Perseus (by Robert Hayden)

I had to post this poem by Robert Hayden- absolutely incredible, the imagery accomplished in a mere 14 lines! If anyone reads this, you've got to let me know what you think.


Perseus

Her sleeping head with its great gelid mass
of serpents torpidly astir
burned into the mirroring shield--
a scathing image dire
as hated truth the mind accepts at last
and festers on.
I struck. The shield flashed bare.

Yet even as I lifted up the head
and started from that place
of gazing silences and terrored stone,
I thirsted to destroy.
None could have passed me then--
no garland-bearing girl, no priest
or staring boy--and lived.



The first time I read this poem I was completely pulled outside of myself by awe. What Robert Hayden accomplishes within a mere 14 (incomplete) lines of poetry is something that is seldom seen. It astonishes the imagination that a whole story, a whole world and realm can be conveyed by so simple a thing as a poem.

In fact, what completely did it for me, the thing that pushed over in me that which was merely in tilt, was John Milton's description of the Garden of Eden. There were no extravagant words employed, and as far as I can remember, Milton almost never even mentioned the Garden. But within 8 lines, and by means of images taken from mythology, Milton expresses what in other words would simply require pages to attain.
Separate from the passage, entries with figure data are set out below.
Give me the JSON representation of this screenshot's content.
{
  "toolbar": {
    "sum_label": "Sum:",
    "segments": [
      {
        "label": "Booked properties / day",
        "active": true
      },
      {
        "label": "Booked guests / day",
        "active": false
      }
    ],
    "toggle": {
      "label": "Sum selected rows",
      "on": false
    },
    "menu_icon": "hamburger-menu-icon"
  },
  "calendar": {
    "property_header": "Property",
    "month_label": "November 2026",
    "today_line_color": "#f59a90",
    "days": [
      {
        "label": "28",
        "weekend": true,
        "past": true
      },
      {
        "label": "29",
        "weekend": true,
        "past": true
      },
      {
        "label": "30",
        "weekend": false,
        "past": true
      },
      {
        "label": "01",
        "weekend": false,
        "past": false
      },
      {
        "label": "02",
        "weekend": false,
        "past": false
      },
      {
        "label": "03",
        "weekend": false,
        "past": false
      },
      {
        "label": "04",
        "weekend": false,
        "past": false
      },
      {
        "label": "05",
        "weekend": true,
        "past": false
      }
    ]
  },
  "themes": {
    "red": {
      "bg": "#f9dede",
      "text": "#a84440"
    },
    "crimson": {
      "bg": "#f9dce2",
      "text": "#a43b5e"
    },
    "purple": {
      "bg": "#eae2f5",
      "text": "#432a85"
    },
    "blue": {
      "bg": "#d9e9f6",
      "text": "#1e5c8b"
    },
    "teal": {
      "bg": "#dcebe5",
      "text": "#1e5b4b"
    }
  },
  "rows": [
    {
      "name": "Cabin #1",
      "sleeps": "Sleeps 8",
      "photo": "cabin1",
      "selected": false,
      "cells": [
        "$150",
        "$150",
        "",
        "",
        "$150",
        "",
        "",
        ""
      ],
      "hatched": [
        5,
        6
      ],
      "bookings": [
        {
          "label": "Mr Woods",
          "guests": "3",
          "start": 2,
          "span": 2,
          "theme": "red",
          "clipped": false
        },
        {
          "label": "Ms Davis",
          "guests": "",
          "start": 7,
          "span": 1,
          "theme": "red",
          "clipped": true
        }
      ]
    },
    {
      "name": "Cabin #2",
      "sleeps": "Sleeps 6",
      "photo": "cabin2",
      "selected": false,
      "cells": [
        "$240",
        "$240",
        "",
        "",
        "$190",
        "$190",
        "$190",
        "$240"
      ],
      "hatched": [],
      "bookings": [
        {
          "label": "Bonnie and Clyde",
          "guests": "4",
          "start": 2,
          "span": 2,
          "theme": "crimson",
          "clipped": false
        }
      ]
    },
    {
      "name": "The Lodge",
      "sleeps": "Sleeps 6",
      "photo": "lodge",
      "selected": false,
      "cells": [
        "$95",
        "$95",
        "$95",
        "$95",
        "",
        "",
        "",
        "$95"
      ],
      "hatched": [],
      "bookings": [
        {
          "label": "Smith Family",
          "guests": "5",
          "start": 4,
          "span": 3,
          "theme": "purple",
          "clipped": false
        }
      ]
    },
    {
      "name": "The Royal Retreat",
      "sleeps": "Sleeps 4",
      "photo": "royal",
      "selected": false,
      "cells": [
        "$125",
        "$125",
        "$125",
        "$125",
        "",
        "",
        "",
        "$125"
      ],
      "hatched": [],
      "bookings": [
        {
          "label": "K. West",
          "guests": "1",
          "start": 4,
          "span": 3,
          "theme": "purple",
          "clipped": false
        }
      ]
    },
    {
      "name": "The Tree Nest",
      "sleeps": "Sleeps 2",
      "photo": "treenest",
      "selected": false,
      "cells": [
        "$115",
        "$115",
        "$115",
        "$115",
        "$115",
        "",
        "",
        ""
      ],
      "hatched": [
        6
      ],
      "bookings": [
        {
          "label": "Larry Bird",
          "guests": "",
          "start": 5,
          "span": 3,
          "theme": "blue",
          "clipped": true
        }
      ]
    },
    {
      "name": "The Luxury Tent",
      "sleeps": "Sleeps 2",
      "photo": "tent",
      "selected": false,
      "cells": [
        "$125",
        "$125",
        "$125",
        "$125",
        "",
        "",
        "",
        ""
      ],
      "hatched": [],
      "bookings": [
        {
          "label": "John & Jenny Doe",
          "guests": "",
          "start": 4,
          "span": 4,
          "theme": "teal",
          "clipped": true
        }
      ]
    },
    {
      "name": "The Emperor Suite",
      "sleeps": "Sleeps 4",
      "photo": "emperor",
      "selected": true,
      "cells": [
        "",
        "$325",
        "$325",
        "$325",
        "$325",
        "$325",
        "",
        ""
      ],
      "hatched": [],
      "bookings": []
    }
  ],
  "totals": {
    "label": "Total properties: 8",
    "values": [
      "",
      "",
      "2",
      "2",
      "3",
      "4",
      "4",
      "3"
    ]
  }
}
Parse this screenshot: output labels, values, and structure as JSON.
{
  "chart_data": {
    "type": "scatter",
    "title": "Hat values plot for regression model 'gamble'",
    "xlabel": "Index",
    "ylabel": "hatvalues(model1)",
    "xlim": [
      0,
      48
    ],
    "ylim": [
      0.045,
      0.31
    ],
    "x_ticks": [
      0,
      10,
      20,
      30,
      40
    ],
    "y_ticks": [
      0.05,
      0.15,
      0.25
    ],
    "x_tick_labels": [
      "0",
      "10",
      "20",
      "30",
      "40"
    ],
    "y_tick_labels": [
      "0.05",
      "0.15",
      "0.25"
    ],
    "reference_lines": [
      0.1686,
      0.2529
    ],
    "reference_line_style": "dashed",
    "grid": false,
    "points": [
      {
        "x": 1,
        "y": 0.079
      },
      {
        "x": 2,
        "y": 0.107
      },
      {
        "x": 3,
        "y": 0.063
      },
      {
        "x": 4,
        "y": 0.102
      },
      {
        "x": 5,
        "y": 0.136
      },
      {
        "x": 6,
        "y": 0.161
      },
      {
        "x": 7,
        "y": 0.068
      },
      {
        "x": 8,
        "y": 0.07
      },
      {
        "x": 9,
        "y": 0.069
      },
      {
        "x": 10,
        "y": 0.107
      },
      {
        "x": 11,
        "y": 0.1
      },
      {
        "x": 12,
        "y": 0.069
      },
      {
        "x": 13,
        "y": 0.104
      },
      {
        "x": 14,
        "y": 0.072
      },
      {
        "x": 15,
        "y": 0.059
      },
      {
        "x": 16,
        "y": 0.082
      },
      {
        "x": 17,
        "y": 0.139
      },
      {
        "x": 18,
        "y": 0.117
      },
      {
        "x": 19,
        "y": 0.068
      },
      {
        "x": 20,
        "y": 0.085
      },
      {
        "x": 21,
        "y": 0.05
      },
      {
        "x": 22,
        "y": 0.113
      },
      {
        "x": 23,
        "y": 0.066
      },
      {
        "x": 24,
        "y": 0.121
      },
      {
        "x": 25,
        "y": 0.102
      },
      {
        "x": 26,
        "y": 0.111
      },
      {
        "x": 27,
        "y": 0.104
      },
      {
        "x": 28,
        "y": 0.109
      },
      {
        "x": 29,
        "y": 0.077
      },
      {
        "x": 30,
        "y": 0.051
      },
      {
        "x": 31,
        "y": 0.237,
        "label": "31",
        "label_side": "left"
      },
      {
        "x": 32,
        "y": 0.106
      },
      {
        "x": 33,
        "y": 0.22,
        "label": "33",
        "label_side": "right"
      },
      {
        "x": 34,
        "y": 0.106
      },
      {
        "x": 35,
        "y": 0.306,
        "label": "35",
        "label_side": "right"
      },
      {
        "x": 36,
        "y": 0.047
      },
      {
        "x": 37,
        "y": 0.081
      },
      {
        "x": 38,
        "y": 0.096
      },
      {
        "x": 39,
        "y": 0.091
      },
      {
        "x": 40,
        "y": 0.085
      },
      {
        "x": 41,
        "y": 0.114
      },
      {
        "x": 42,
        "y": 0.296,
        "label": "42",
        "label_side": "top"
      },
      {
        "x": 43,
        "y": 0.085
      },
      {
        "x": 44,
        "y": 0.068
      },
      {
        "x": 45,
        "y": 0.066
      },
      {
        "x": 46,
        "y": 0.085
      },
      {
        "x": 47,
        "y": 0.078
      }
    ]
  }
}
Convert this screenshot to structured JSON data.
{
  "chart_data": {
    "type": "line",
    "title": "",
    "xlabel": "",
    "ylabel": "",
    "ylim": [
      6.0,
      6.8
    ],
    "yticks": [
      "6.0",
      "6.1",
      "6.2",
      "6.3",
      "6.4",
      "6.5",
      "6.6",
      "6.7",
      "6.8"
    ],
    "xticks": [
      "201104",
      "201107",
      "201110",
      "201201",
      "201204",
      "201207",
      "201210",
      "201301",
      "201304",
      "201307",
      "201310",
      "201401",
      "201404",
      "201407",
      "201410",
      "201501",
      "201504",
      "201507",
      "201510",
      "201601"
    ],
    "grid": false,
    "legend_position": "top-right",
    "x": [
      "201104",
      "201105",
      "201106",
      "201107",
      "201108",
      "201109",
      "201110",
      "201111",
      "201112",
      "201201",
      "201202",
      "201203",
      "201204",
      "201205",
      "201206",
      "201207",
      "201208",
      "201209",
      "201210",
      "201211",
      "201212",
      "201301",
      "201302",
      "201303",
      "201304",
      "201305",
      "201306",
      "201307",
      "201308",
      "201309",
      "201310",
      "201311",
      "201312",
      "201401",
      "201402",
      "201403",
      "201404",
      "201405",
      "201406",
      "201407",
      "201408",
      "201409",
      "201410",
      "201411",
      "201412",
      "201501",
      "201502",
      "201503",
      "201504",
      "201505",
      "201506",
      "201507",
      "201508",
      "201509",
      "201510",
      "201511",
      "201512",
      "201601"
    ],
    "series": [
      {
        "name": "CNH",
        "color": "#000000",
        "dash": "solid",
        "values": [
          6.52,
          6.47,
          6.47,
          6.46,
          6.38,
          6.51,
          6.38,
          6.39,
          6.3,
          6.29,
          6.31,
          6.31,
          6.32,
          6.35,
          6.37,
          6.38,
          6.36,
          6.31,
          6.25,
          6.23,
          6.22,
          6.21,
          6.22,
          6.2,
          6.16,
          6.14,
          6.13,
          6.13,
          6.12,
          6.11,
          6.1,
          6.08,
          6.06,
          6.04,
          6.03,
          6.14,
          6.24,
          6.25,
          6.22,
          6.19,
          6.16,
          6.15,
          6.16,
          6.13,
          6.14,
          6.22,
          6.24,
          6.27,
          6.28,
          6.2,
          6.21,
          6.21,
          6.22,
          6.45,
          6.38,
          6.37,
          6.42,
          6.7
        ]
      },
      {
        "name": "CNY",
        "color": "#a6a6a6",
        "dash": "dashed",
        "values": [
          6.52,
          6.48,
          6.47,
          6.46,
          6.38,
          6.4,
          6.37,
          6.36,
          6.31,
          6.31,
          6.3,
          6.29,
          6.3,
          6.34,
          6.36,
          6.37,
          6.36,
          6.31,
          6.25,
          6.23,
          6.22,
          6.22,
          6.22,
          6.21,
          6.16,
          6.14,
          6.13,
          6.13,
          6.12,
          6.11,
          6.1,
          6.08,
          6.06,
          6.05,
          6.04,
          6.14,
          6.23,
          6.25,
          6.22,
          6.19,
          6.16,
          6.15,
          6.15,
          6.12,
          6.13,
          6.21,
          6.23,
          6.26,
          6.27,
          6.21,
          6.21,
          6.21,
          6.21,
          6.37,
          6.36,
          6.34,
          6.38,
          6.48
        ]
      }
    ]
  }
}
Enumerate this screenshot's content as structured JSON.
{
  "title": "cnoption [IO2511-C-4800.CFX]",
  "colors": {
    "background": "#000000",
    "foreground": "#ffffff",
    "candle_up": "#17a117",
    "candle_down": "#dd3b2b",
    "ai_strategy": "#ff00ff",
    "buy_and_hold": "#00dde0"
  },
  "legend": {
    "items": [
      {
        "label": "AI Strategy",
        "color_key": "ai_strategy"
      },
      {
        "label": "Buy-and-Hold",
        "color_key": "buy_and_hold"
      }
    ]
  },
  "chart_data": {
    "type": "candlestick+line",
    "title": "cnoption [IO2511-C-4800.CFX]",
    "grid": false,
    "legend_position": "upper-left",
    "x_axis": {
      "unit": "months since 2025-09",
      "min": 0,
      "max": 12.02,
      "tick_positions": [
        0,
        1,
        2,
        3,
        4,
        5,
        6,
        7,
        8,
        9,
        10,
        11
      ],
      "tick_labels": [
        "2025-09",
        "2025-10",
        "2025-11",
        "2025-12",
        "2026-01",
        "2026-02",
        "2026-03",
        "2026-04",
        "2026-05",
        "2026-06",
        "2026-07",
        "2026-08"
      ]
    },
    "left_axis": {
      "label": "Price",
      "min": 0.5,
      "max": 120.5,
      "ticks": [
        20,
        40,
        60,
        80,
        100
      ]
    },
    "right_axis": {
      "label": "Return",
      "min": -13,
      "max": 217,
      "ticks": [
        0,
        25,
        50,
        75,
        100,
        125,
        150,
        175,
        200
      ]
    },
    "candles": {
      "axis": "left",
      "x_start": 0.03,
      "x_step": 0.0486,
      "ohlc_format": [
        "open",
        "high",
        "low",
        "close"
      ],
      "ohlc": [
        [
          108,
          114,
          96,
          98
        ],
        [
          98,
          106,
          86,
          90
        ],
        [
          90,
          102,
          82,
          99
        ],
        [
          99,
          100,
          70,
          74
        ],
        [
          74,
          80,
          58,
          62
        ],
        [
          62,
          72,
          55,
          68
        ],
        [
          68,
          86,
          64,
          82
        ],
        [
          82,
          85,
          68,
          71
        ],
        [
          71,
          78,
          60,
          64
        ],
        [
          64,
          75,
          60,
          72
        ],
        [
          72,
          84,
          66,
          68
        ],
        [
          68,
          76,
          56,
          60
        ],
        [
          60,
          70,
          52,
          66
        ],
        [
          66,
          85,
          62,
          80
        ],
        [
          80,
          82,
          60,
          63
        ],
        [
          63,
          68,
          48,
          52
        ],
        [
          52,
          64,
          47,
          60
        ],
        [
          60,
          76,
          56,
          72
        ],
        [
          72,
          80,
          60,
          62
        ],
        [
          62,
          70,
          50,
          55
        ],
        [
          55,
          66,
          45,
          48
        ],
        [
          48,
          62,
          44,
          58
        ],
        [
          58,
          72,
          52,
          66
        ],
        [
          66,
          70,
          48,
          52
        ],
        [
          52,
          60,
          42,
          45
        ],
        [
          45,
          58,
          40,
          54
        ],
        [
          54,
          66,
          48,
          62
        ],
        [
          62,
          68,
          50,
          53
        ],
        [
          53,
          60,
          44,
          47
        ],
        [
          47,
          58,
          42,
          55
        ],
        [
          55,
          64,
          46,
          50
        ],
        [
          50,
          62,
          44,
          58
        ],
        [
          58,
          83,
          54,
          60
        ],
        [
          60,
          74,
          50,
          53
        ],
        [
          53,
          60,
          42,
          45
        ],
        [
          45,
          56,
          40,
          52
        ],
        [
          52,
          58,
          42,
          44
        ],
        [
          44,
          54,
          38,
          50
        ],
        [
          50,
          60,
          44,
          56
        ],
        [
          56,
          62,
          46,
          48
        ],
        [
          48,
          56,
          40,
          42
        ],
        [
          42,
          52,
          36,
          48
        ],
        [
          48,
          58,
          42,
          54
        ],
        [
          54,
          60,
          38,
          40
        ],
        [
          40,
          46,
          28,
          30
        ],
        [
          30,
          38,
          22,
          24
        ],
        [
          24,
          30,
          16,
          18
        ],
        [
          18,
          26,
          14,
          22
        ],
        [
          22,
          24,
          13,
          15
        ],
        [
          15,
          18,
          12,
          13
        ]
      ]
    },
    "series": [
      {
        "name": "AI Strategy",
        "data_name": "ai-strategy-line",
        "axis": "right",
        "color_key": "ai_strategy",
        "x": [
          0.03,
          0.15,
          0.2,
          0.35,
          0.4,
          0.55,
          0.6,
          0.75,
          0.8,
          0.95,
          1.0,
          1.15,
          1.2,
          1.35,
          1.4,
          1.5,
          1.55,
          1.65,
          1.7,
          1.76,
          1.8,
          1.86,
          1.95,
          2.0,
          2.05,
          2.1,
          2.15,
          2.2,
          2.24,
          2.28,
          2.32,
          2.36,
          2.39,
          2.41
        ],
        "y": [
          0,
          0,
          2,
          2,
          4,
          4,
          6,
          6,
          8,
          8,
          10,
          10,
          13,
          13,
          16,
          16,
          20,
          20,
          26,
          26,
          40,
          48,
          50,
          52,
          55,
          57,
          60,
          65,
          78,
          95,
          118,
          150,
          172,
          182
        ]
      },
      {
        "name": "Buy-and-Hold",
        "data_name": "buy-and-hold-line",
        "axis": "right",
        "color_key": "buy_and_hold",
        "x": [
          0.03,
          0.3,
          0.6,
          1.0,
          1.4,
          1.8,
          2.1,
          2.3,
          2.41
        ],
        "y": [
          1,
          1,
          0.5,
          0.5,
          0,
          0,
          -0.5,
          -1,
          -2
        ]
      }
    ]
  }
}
Here are those 8 lines below (again, what do you think):


Not that fair field
Of Enna, where Proserpine gathering flowers,
Herself a fairer flower by gloomy Dis
Was gathered, which cost Ceres all that pain
To seek her through the world; nor that sweet grove
Of Daphne by Orontes, and the inspired
Castalian spring, might with this Paradise
Of Eden strive...

Paradise Lost, Book IV 268 - 275

1 comment:

Anonymous said...

Robert Hayden was a man of insight and reflection. He himself witnessed two world wars and several smaller ones. Throughout his life he saw the cruelty and bloodlust power could bring, this has been inserted into his poem Perseus.
In the first stanza he uses phrases like gelid mass and torpidly astir to make the head sound disgusting yet powerful. This could have been made to represent the nuclear bombs dropped on Hiroshima and Nagasaki, especially because his father and the evil king both died.